Unlike conventional launchers, the Advent design relies on low cost propellant, cost-efficient re-entry thermal protection and SIMPLE ocean-based operations, significantly reducing the cost per pound for payload delivery. Ocean operations offer distinct advantages over land-based facilities, including greater safety due to the increased potential landing area, the flexibility of having the launch site relatively close to the payload source, and the ability to purchase both propellant and facilities at world market prices. The system is minimally constrained by local regulations, potential taxes and insurance that are typically imposed on land-based systems.
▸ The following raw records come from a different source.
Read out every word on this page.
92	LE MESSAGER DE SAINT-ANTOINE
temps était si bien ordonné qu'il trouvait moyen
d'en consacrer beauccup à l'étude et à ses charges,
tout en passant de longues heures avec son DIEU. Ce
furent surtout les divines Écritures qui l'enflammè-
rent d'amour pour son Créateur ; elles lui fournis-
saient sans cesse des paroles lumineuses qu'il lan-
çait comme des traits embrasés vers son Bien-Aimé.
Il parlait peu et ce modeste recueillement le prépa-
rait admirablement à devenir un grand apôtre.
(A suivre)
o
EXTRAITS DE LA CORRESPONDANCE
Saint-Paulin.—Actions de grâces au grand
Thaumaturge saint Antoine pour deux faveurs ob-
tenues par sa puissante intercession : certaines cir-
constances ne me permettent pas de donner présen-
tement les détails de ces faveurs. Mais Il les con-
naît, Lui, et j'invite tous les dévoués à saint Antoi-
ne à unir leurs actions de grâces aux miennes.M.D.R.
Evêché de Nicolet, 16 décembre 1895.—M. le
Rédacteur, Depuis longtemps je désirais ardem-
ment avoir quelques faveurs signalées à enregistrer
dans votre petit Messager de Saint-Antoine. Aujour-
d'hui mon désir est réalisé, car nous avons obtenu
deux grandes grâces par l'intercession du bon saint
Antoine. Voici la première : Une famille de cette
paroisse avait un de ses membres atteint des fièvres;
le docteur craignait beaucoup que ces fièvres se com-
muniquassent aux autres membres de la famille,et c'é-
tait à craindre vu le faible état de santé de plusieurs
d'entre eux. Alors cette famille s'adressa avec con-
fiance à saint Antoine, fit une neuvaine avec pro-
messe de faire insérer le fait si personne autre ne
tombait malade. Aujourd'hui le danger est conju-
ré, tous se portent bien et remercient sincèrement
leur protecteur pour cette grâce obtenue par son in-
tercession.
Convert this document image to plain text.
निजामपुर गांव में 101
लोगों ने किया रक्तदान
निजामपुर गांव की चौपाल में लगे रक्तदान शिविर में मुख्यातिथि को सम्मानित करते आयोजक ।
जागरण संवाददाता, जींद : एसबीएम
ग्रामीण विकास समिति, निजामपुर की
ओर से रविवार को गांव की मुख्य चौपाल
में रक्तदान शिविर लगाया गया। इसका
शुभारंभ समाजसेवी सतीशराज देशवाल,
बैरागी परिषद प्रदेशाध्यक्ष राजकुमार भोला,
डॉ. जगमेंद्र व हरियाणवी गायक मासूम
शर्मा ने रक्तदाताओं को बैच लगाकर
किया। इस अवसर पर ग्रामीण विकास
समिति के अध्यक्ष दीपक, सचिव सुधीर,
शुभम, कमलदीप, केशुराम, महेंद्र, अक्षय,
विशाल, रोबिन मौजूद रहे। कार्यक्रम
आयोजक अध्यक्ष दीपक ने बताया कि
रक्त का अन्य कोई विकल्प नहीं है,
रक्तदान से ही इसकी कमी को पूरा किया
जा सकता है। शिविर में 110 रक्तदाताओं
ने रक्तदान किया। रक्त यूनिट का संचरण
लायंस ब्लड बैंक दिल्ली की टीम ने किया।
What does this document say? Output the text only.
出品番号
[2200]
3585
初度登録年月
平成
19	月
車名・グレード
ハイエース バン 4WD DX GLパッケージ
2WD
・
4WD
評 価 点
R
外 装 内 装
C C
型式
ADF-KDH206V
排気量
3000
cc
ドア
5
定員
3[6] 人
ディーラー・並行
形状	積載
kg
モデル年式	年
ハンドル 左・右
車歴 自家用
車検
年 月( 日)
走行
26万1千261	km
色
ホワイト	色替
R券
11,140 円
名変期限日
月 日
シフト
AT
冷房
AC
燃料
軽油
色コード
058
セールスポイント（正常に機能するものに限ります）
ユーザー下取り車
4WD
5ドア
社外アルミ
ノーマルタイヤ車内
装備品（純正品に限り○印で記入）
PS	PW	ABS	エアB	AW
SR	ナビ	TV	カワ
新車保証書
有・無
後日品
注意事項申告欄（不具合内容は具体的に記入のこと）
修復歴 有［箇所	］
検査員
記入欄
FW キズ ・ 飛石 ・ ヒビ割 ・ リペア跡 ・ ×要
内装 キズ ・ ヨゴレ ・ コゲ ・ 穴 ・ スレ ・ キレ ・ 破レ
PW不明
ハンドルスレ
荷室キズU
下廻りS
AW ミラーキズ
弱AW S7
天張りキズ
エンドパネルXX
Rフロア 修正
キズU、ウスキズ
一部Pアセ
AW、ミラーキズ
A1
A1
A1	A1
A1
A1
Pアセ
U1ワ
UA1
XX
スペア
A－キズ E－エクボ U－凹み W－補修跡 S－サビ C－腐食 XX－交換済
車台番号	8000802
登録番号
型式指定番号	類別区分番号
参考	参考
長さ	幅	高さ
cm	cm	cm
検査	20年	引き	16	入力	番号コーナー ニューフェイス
Probably the most important feature of the Advent concept is the similarity of the two stages. This is expected to significantly reduce the development cost and schedule. The development plan is to build and test the first relatively small vehicle that will eventually be used as the orbiter stage. Then another very similar vehicle will be built that is about twice the size. It will be tested much like the orbiter stage. The two will then be connected and flown for the first orbital delivery. The construction of the third vehicle will again be much like the first two. When the third vehicle is complete, the booster from the first orbiter, the second vehicle, will be used as an orbiter and the second orbit delivery system will be complete. Each new vehicle will be about twice the size of the previous vehicle and will provide the capability of increasing the payload by a factor of ten. The first system is planned for 1000-pound deliveries, the second for 10,000 pounds and the third for 100,000 pounds. The fourth delivery, with construction of the fifth vehicle is planned to deliver a million pounds to Earth orbit. All this can be accomplished with the engineering design and operational experience developed with the initial small vehicle which will be about 5 feet in diameter and 25 feet long.

The Advent concept requires no new technology or fabrication skills but does offer an exciting alternative to today’s high-cost Earth orbit delivery.